Two more of the strange faces peered from the flower-wall at her. She caught only a glimpse before they vanished. They had the same features as Koi, and she retained an image of long toes grasping delicately between the blossoms and leaves.
“Yes, there’s a breeding population.” Dane’s pewter eyes fixed on her. “I didn’t create them. No one did.
This isn’t Earth.” He leaned toward her, anchored in his hammock. “You think it is, you think that it’s nothing more than another New York or Moscow, only stuck up in the sky with variable gravity as a nice tourist attraction. But you’re wrong. This isn’t Earth and your Earthly boogeymen under the bed don’t scare us up here.” He laughed softly, mirthlessly.”We have our own.”
“Dane… I’m sorry.” Koi broke in, voice low and intense. “I know not to show… but he was ugly, and not supposed to be here, and she was like my baby sister when she was born, she couldn’t even drift right. And… she was pretty.”
Pretty, again. A child’s crush-bright word. She had not been called “pretty” very often.
“It’s all right.” Dane’s assurance had the feel of summer’s warmth. “It’s not a wrong thing to save a life.”
He touched Koi’s shoulder lightly, barely stirring him from where he floated. “She doesn’t wear a chip, Koi. That’s how come she surprised you like that. The locks won’t keep her kind out. But they don’t care about us.” A flicker of his eyes challenged her. “They run the planet down below. We don’t matter.”
He knew she wasn’t chipped. Ahni froze inside. She held his life in her hand, and he knew that he could kill her with impunity. If the gardens processed the waste from the entire orbital, a few more pounds of organic solids wouldn’t be noticeable. “You’re right,” she said. “I’m a member of the Taiwan Family. My father sits on the World Council.” She gave him truth, because that was all she had to offer and he would read a lie anyway. “Krator family killed my half-twin.” She couldn’t quite block the stab of those words, even now. “I don’t know why they chose to unbalance relations like that. But they did. Our father… sent me to restore balance.” She drew a low breath that barely stirred her. “You’re right.
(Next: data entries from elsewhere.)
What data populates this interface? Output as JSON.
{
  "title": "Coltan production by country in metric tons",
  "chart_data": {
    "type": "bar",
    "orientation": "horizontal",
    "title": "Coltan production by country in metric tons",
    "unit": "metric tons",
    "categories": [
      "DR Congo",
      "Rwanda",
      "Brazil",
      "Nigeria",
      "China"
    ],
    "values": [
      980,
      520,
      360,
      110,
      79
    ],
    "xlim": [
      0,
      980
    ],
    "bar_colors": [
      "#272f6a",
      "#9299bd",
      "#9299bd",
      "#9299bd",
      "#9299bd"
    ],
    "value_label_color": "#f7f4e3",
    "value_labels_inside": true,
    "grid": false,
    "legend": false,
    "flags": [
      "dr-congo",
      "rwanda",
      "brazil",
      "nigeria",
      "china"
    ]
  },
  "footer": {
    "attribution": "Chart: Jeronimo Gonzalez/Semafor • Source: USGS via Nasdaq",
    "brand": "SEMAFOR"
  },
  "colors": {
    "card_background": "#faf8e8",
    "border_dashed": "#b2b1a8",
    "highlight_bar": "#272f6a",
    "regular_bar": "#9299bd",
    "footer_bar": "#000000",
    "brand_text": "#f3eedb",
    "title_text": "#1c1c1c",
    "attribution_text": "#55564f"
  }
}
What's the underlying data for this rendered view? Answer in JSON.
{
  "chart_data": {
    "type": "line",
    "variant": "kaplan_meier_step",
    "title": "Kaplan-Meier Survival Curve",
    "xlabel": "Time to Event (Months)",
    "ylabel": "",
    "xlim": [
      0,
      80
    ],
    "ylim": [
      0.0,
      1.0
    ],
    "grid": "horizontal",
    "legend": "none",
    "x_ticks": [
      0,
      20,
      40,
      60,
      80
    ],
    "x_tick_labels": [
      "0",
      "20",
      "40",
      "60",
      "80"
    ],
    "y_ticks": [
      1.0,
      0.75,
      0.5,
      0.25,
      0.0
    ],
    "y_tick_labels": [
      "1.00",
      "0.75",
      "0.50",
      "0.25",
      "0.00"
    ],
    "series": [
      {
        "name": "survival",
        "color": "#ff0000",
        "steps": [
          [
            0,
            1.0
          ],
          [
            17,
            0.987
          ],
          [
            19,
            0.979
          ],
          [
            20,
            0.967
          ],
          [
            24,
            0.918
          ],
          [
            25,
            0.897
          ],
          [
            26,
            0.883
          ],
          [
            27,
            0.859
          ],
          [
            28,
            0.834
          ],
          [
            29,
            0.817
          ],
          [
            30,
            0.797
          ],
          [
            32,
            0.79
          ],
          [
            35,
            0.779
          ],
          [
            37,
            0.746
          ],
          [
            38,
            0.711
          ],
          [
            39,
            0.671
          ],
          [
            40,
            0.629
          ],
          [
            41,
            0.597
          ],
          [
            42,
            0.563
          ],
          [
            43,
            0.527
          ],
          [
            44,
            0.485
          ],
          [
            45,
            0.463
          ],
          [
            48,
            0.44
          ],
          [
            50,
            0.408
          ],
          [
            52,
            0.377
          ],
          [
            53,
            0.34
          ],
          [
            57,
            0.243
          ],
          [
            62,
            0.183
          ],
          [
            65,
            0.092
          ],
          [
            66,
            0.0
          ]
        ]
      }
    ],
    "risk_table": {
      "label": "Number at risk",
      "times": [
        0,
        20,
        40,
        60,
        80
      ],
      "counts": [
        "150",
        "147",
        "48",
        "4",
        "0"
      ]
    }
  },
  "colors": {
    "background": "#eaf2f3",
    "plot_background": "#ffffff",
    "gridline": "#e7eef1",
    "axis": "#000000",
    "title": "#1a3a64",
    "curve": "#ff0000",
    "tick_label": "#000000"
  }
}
I don’t care what you do here.”
“Balance.” Dane’s voice was low and charged with a still anger. “Killing does not restore balance.”
“I agree.” She met his eyes, not trying to hide her bitterness. “But I am Xai’s sister and my father’s daughter and I cannot say no.”
”Why not?” His eyes were cold.
The reasons could not be shrunk to a handful of words. “You’re perfect up here?” she said instead.
“Nobody ever kills?”
”Not often.” Dane looked away.
That truth troubled him. Ahni untangled herself from the mesh and pulled herself carefully between the flower tubes, waiting for him to stop her. He didn’t. The leaves and blossoms closed in behind her as she pulled herself out of his private bower. She pushed off, her trajectory erratic, steering by fending herself off the planted columns.
AHNI CURBED HER URGE TO SPRINT. THEY COULD CATCH her in a second. She pushed off from the planted columns gently, figuring out how to twist her body and change her trajectory. She wasn’t sure why she still lived and had no idea where the nearest elevator down to the Level One might be. The kid-thing, Koi, was following her, of course. His bright, puppy-enthusiasm burned like an old fashioned incandescent bulb in her wake. The man wouldn’t be far behind.